FETÖ ile mücadele(de çözüm)

Sait Şahin

Eskinin kötü Türkiye'sine kıyas edildiğinde, Ak Parti'nin pek çok alanda iyileşmeler sağladığı inkar edilemez.

Sayın Erdoğan'ın ve Ak Parti'nin bugünlere statüko ile vuruşa vuruşa geldiği de bir gerçek. Sadece ulusalcı Kemalist statüko ile de değil, devlet içi yerleşik güç olan FETÖ gibi yapılarla da mücadele etti. En son yaşanan darbe girişimi bu mücadelenin boyutunu ortaya koyuyor. Bütün bunlara uluslararası egemen güçlerin, bölgesel yavrularını da yanına alarak Sayın Erdoğan'ın şahsında Türkiye'yi hedefe koymaları ve ülkeyi her yönden saldırı altında tutmaları mücadelenin büyüklüğü kadar hassasiyetini de gösteriyor.

İşte burada durumun vahameti kadar mücadelenin hassasiyeti de önem arz ediyor. 

Ulusal ve uluslararası şer güçlerin hedefinde olmak, hükümetin bütün tasarruflarını haklı çıkarmadığı gibi bütün ülke için pahalıya mal olacak siyasi hatalarına da hak çıkarmaz.

Etrafımız yangın yeri ve içeride de yangının kıvılcımlarını tutuşturmaya müsait yüksek bir hararet var.

Ülkenin içeriden ve dışarıdan saldırı altında ve etrafının yangın yerinde olduğu bir dönemden geçerken, hükümet son derece hassas bir süreç yürütmeli. Siyasi, stratejik bir akılla hareket etmelidir. Ancak hükümet bu konuda gönüllerimize su serpmek yerine takip ettiği yol ve yöntemlerle gün geçtikçe endişeleri artırıyor.

Bu dönemin en hassas konularından biri, FETÖ ile mücadeledir. Hükümet FETÖ ile mücadelede çok yanlışlar yapıyor.
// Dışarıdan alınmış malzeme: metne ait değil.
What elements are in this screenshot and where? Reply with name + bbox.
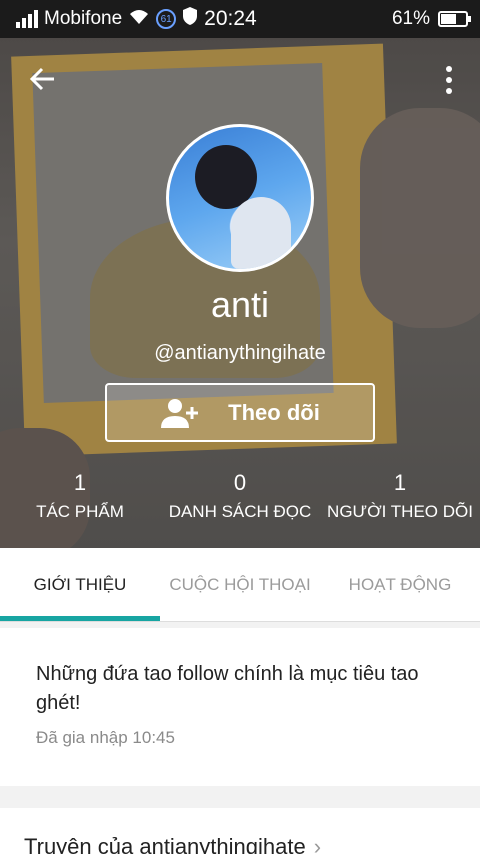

FETÖ ile ilişkisi olmayan çok sayıda insan mağdur edildi.

Denildiği gibi %3-4 isabet edilmemiş olsa bile, FETÖ'den dolayı hakkında işlem yapılmış olan 250 binin üzerinde insan düşünüldüğünde bu, sekiz bin, on bin isabet etmeyen insan demek. Anne baba, eş, çocuk, kayınbaba, kaynana, ikinci derece akrabalar göz önünde bulundurulduğunda, rakam yüzbinleri buluyor. İsabet edilmeme oranını %10'lara çıkardığınızda, birinci ve ikinci dereceden akrabalarla birlikte rakam milyonları buluyor. Dost olan milyonlarca insan, FETÖ ile ilişkisi olmayan mağdurlar yüzünden öfke ile homurdanıyor. Yani dost iken düşmanlaştırılıyor. Çok anne baba biliyorum Erdoğan'a namazlarında dua ederken, şu anda yürekleri yaralı.

Bunun çözümü ne?

Çözüm; FETÖ'nün çekirdek kadrosuna uzanmak, tabanda tehlike ve tehdit barındırmayan kimselere dokunmamaktır.

Evet, şu veya bu sebeple FETÖ'nün tabanında yer almış (dikkat edin, FETÖ ile teması olmuş da demiyorum, direkt tabanda yer almış) kimselere dokunmamaktır. (Ayrıca bunu, FETÖ'nün her türlü zulmüne uğramış bir camianın ferdi, FETÖ kumpası ile cezaevine girmiş ve mahkemesi devam eden biri olarak söylüyorum. Kin ile hareket etsek bizim; aferin, iyi yapıyorsunuz, hepsinin başını ezin dememiz lazım.)

Kin ile değil, akıl ile hareket etmek lazım.

Yukarıda hassasiyetlerini saydığım coğrafya (ve de karşı karşıya bulunduğumuz tablo, içinden geçtiğimiz süreç), elebaşların başlarının ezilmesi, fakat tehdit ve tehlike oluşturmayan tabanlara dokunulmaması gereken bir coğrafyadır. 

FETÖ'nün tabanına dokunulmazsa, FETÖ ile ilişkisi olmayanların mağduriyetleri de söz konusu olmayacak.

 

Hükümet, FETÖ'nün tabanını kitle olarak şeytanlaştırmaktan ziyade, zaman içinde tabanı kazanacak veya en azından keskin düşmana dönüştürmeyecek akıl ve politikalar geliştirmelidir.